Expanding on Antonin Artaud’s notion of a “theater of cruelty,” one that signifies “rigor, implacable intention and decision, irreversible and absolute determination,” Nelson is attracted to a kind of surgical “precision, sharpness, [and] rigor” available in certain types of art, but she is equally wary of how access to visual stimuli might dull, even “deaden,” the viewer’s moral senses. Artaud “did not live to see the piece…published shortly after 9/11,” she writes, “in which French philosopher Jean Baudrillard called the terrorist attack… ‘our theater of cruelty, the only one left to us.’” Neither, she emphasizes, “did [Artaud] live in an age of, say, beheadings available for casual viewing on YouTube.” When Cronenberg penned the original script for Crimes twenty years ago, our access to international crises was limited to a handful of news channels, our digital access to one another’s “private” lives relegated to LiveJournal or MySpace. The variety of voyeuristic platforms on offer today staggers in comparison.

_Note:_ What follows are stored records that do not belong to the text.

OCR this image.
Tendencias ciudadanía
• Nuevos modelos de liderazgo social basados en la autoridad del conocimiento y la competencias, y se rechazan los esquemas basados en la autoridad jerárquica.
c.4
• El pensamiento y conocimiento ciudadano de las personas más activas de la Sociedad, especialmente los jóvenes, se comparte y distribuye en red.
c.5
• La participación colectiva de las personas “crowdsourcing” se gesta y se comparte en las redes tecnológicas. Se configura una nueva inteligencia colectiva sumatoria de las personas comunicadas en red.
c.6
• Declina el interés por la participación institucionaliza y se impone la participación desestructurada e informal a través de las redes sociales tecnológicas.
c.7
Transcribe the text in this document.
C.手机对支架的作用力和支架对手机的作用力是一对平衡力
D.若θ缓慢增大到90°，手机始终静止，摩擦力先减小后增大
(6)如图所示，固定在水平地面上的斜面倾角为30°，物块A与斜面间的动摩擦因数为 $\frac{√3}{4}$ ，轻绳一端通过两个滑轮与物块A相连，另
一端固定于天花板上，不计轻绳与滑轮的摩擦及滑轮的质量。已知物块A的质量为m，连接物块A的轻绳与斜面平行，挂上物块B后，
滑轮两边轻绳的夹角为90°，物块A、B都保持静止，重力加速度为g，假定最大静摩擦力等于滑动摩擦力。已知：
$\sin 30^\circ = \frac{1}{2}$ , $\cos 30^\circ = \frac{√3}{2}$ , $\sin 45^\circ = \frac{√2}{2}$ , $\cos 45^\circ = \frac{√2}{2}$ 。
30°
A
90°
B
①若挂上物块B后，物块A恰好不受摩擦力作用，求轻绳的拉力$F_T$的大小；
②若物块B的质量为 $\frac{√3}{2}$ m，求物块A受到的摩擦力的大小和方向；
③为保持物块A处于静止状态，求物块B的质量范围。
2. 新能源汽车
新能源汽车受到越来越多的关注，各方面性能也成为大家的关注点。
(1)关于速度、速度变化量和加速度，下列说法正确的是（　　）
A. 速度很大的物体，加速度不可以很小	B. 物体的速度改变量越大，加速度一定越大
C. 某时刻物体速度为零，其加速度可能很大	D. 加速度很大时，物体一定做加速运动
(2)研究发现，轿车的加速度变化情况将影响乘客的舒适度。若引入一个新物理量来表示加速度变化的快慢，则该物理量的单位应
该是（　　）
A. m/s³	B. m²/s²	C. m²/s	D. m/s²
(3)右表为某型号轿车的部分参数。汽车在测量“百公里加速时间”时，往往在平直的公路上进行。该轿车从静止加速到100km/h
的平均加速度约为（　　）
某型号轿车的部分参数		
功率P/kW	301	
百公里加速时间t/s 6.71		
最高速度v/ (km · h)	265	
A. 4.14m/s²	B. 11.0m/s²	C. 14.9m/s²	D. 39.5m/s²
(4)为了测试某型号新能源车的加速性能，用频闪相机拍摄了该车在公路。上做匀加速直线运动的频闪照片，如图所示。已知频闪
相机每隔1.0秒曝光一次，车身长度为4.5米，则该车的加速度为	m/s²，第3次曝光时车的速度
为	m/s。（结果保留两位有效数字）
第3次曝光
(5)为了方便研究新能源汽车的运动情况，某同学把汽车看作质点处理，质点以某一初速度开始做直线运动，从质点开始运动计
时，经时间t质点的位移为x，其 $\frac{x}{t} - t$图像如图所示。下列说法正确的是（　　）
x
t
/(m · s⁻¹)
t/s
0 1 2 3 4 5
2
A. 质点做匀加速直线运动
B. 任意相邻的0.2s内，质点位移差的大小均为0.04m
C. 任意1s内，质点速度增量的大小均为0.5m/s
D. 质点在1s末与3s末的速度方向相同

When an underground “Inner Beauty Pageant” courts Saul as a contestant, he’s flattered, but perturbed: his “art” comes from deliberately—very publicly—removing his renegade organs, rather than accepting their presence. “We bring control to anarchy,” explains Caprice, defending the merit in their bloody recitals. That cancer—itself a form of biological anarchy—has long been correlated to exposure to environmental ills makes the film feel as harrowingly plausible as it is, often, risibly over the top. And it is compelling, if disquieting, to think of our bodies as corporally assimilating to an ever less organic world—just as we have already accrued a cyborgian tendency to outsource much of our memory to digital devices. Crimes of the Future broods on these tensions, but, like most worthwhile art, refuses to resolve them.

“Let us create a map that will guide us into the heart of darkness,” Caprice declares with gravitas before slicing in a final time at the film’s climax. For this body horror tour de force—both her performance art and the film for which it serves as a foil—what excites us sexually and aesthetically are the same, and just as likely to entice as repulse. In this regard, Cronenberg—with his ability to simultaneously stun and sicken, dazzle and disgust—might be taken as a cruel artist, the cruelty of his film taken to, in Nelson’s words, “diagnose,” so as to resist, the cruelty of the greater world, or at least the world of the future.